Prevista para chegar à Bahia no início de julho, a carga com
as primeiras doses do imunizante russo Sputnik V deve sofrer atraso. A afirmação
foi feita, na manhã desta sexta-feira (25), pelo secretário da Saúde do Estado
da Bahia, Fábio Vilas-Boas. O gestor disse que a vacina contra a Covid-19 só
deverá desembarcar em Salvador no final do mesmo mês.
Em entrevista ao Jornal da Manhã, veiculado pela Rede Bahia, Vilas-Boas
justificou que a Agência Nacional de Vigilância Sanitária (Anvisa) fez 29
exigências para que o imunizante pudesse ser adquirido e que a Secretaria de
Saúde do Estado da Bahia (Sesab) está providenciando a documentação junto aos
russos.
O secretário disse, ainda, que o Governo do Estado já fez a
publicação da reserva de 90 milhões de dólares para compra do fármaco. "Estamos
cumprindo todas as exigências. Foram 29 exigências da Anvisa. Essa documentação
está sendo providenciada pelos russos. Na sexta-feira, o Governo da Bahia fez a
publicação da reserva do recurso para poder fazer o pagamento, cerca de 90
milhões de dólares. De fato, não foi possível no começo de julho, mas eu creio
que até o final do mês já tenhamos a vacina em solo brasileiro", declarou.

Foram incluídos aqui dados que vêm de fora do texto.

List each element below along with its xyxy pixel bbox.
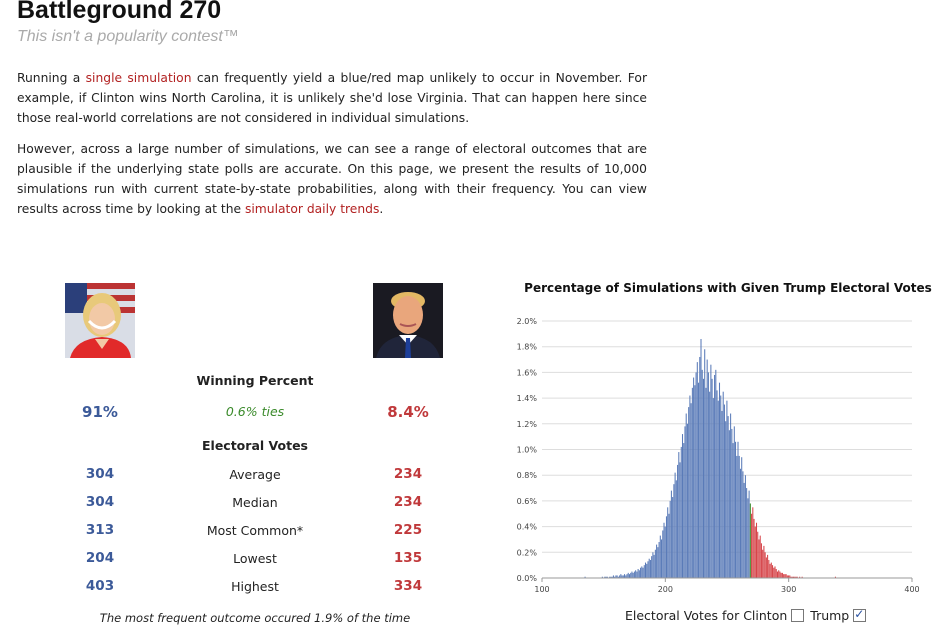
histogram-bar (678, 452, 679, 578)
histogram-bar (662, 530, 663, 578)
histogram-bar (651, 556, 652, 578)
histogram-bar (626, 574, 627, 578)
clinton-win-percent: 91% (82, 403, 118, 421)
histogram-bar (784, 574, 785, 578)
histogram-bar (756, 523, 757, 578)
histogram-bar (702, 370, 703, 578)
histogram-bar (774, 566, 775, 578)
histogram-bar (699, 357, 700, 578)
trump-average: 234 (393, 466, 423, 482)
histogram-bar (630, 573, 631, 578)
histogram-bar (757, 532, 758, 578)
histogram-bar (665, 527, 666, 578)
histogram-bar (725, 421, 726, 578)
histogram-bar (712, 379, 713, 578)
histogram-bar (765, 552, 766, 578)
histogram-bar (629, 574, 630, 578)
histogram-bar (684, 426, 685, 578)
histogram-bar (659, 542, 660, 578)
histogram-bar (717, 390, 718, 578)
histogram-bar (698, 383, 699, 578)
histogram-bar (726, 401, 727, 578)
footnote: The most frequent outcome occured 1.9% of the time (99, 611, 411, 625)
histogram-bar (737, 442, 738, 578)
single-simulation-link[interactable]: single simulation (85, 71, 192, 85)
histogram-bar (654, 555, 655, 578)
histogram-bar (766, 557, 767, 578)
histogram-bar (671, 491, 672, 578)
histogram-bar (746, 488, 747, 578)
histogram-bar (723, 392, 724, 578)
y-tick-label: 0.6% (516, 496, 537, 506)
histogram-bar (747, 498, 748, 578)
histogram-bar (754, 519, 755, 578)
histogram-bar (652, 552, 653, 578)
intro-text: Running a (17, 71, 86, 85)
histogram-bar (760, 536, 761, 578)
chart-legend (625, 608, 872, 623)
intro-paragraph-1 (17, 68, 647, 128)
histogram-bar (688, 407, 689, 578)
histogram-bar (677, 465, 678, 578)
histogram-bar (655, 550, 656, 578)
histogram-bar (686, 414, 687, 578)
histogram-bar (751, 514, 752, 578)
histogram-bar (635, 570, 636, 578)
winning-percent-heading: Winning Percent (196, 373, 314, 388)
histogram-bar (724, 405, 725, 578)
clinton-median: 304 (85, 494, 115, 510)
histogram-bar (663, 523, 664, 578)
histogram-bar (639, 570, 640, 578)
ties-percent: 0.6% ties (225, 404, 285, 419)
histogram-bar (745, 475, 746, 578)
histogram-bar (773, 568, 774, 578)
histogram-bar (647, 561, 648, 578)
histogram-bar (752, 507, 753, 578)
histogram-bar (731, 429, 732, 578)
histogram-bar (761, 543, 762, 578)
histogram-bar (705, 388, 706, 578)
histogram-bar (620, 574, 621, 578)
histogram-bar (781, 573, 782, 578)
histogram-bar (673, 484, 674, 578)
histogram-bar (670, 501, 671, 578)
trump-highest: 334 (393, 578, 423, 594)
electoral-votes-heading: Electoral Votes (202, 438, 308, 453)
histogram-bar (778, 570, 779, 578)
intro-text: can frequently yield a blue/red map unlikely to occur in November. For example, if Clinton wins North Carolina, it is unlikely she'd lose Virginia. That can happen here since those real-world correlations are not considered in individual simulations. (17, 71, 647, 125)
histogram-bar (641, 566, 642, 578)
histogram-bar (683, 443, 684, 578)
histogram-bar (750, 503, 751, 578)
histogram-bar (770, 564, 771, 578)
histogram-bar (739, 456, 740, 578)
histogram-bar (768, 560, 769, 578)
y-tick-label: 1.4% (516, 394, 537, 404)
histogram-bar (772, 565, 773, 578)
histogram-bar (694, 385, 695, 578)
clinton-lowest: 204 (85, 550, 115, 566)
histogram-bar (628, 573, 629, 578)
histogram-bar (749, 491, 750, 578)
histogram-bar (697, 362, 698, 578)
histogram-bar (730, 414, 731, 578)
histogram-bar (680, 462, 681, 578)
histogram-bar (624, 574, 625, 578)
trump-win-percent: 8.4% (387, 403, 429, 421)
row-label-highest: Highest (231, 579, 279, 594)
histogram-bar (728, 416, 729, 578)
histogram-bar (767, 555, 768, 578)
histogram-bar (634, 572, 635, 578)
histogram-bar (692, 388, 693, 578)
histogram-bar (707, 360, 708, 578)
y-tick-label: 1.2% (516, 419, 537, 429)
x-tick-label: 200 (657, 585, 673, 594)
y-tick-label: 1.8% (516, 342, 537, 352)
y-tick-label: 2.0% (516, 317, 537, 326)
histogram-bar (644, 565, 645, 578)
legend-clinton-label: Electoral Votes for Clinton (625, 608, 788, 623)
intro-paragraph-2 (17, 139, 647, 219)
histogram-bar (645, 563, 646, 578)
histogram-bar (710, 365, 711, 578)
histogram-bar (689, 396, 690, 578)
x-tick-label: 300 (781, 585, 797, 594)
histogram-bar (681, 447, 682, 578)
clinton-most-common: 313 (85, 522, 115, 538)
histogram-bar (691, 403, 692, 578)
histogram-bar (682, 434, 683, 578)
histogram-bar (718, 401, 719, 578)
histogram-bar (713, 398, 714, 578)
histogram-bar (777, 572, 778, 578)
histogram-bar (755, 527, 756, 578)
histogram-bar (631, 572, 632, 578)
histogram-bar (633, 573, 634, 578)
histogram-bar (675, 473, 676, 578)
histogram-bar (776, 569, 777, 578)
histogram-bar (643, 568, 644, 578)
histogram-bar (763, 546, 764, 578)
row-label-median: Median (232, 495, 278, 510)
histogram-bar (709, 392, 710, 578)
clinton-photo (65, 283, 135, 358)
histogram-bar (693, 378, 694, 578)
histogram-bar (782, 573, 783, 578)
histogram-bar (762, 550, 763, 578)
histogram-bar (676, 480, 677, 578)
histogram-bar (704, 349, 705, 578)
intro-text: . (379, 202, 384, 216)
trump-checkbox[interactable] (853, 609, 866, 622)
histogram-bar (715, 370, 716, 578)
histogram-bar (666, 516, 667, 578)
histogram-bar (687, 424, 688, 578)
chart-title: Percentage of Simulations with Given Trump Electoral Votes (524, 281, 932, 295)
trump-lowest: 135 (393, 550, 423, 566)
clinton-highest: 403 (85, 578, 115, 594)
x-tick-label: 400 (904, 585, 920, 594)
daily-trends-link[interactable]: simulator daily trends (244, 202, 380, 216)
histogram-bar (640, 568, 641, 578)
x-tick-label: 100 (534, 585, 550, 594)
histogram-bar (650, 560, 651, 578)
histogram-bar (736, 456, 737, 578)
histogram-bar (744, 483, 745, 578)
histogram-bar (729, 430, 730, 578)
y-tick-label: 1.6% (516, 368, 537, 378)
histogram-bar (657, 547, 658, 578)
trump-median: 234 (393, 494, 423, 510)
clinton-checkbox[interactable] (791, 609, 804, 622)
y-tick-label: 0.0% (516, 574, 537, 583)
histogram-bar (672, 497, 673, 578)
trump-photo (373, 283, 443, 358)
histogram-bar (646, 564, 647, 578)
histogram-bar (758, 539, 759, 578)
histogram-bar (742, 471, 743, 578)
histogram-bar (667, 507, 668, 578)
clinton-average: 304 (85, 466, 115, 482)
histogram-bar (779, 572, 780, 578)
page-title: Battleground 270 (17, 0, 222, 24)
histogram-bar (714, 375, 715, 578)
chart-bars (585, 339, 836, 578)
intro-text: However, across a large number of simulations, we can see a range of electoral outcomes that are plausible if the underlying state polls are accurate. On this page, we present the results of 10,000 simulations run with current state-by-state probabilities, along with their frequency. You can view results across time by looking at the (17, 142, 647, 216)
histogram-bar (735, 442, 736, 578)
histogram-bar (638, 569, 639, 578)
y-tick-label: 0.8% (516, 471, 537, 481)
histogram-bar (734, 426, 735, 578)
y-tick-label: 0.2% (516, 548, 537, 558)
electoral-histogram-chart (500, 275, 940, 605)
histogram-bar (703, 379, 704, 578)
histogram-bar (696, 372, 697, 578)
histogram-bar (660, 536, 661, 578)
histogram-bar (636, 572, 637, 578)
histogram-bar (741, 457, 742, 578)
histogram-bar (740, 469, 741, 578)
page-subtitle: This isn't a popularity contest™ (17, 28, 239, 45)
histogram-bar (661, 539, 662, 578)
y-tick-label: 0.4% (516, 522, 537, 532)
histogram-bar (771, 563, 772, 578)
row-label-most-common: Most Common* (206, 523, 304, 538)
histogram-bar (720, 396, 721, 578)
legend-trump-label: Trump (810, 608, 850, 623)
histogram-bar (719, 383, 720, 578)
row-label-lowest: Lowest (233, 551, 277, 566)
trump-most-common: 225 (393, 522, 423, 538)
row-label-average: Average (229, 467, 281, 482)
histogram-bar (783, 574, 784, 578)
histogram-bar (786, 574, 787, 578)
histogram-bar (721, 411, 722, 578)
histogram-bar (708, 372, 709, 578)
histogram-bar (668, 514, 669, 578)
histogram-bar (700, 339, 701, 578)
histogram-bar (656, 545, 657, 578)
histogram-bar (649, 559, 650, 578)
histogram-bar (733, 443, 734, 578)
y-tick-label: 1.0% (516, 445, 537, 455)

De acordo com o G1, Fábio Vilas-Boas também comentou a
observação feita pela Organização Mundial da Saúde (OMS) sobre preocupação relativa
à fabricação da Sputinik V. Ele explicou que o imunizante é produzido por duas
fábricas russas, mas que a entidade inspecionou somente uma.
O gestor lembrou, ainda, que outras empresas já estão
fabricando a Sputnik V, mas que as doses adquiridas pelos estados e municípios
brasileiros deverão ser procedentes das unidades vistoriadas pela OMS. "Ela é
fabricada em território russo, em duas fábricas. Uma delas já foi inspecionada
pela Anvisa. A outra, não. A recomendação da Anvisa é que só venham para cá as
vacinas fabricadas naquela unidade fabril já inspecionada. Outras fábricas já
estão produzindo a Sputnik, inclusive aqui no Brasil, no Distrito Federal, como
é o caso da União Química, em uma fábrica chamada Bthek. Agora, existem as
pendências de certificação e inspeção. No caso do Brasil, as doses deverão vir
das unidades inspecionadas", assegurou.
A importação da vacina russa foi definida em um consórcio
organizado por governadores da região Nordeste. E, segundo o G1, o anúncio de que o imunizante chegaria em julho foi
feito pelo governador cearense Camilo Santana, no dia 15 de junho.
Os
governadores nordestinos firmaram acordo para a compra de 30 milhões de doses
da Sputinik V. Todavia, os estados não poderão comprar essa quantidade de
vacinas. Isto porque a liberação do uso do imunizante no Brasil foi concedida em
caráter excepcional, para aplicação controlada. Outras restrições também foram
impostas.
Conforme a Anvisa, cada unidade federativa que integra o
consórcio vai receber o suficiente para imunizar (com duas doses) 1% de suas
respectivas populações. O órgão determinou as seguintes quantidades de
aplicações por estado:
De acordo com o G1, o último lote de
antígenos contra a Covid-19 chegou à Bahia na última quinta-feira (24). A carga contendo 273,1 mil
unidades de vacinas, sendo 92,1 mil doses da Janssen e 181 mil da CoronaVac, desembarcou
no Aeroporto Internacional de Salvador.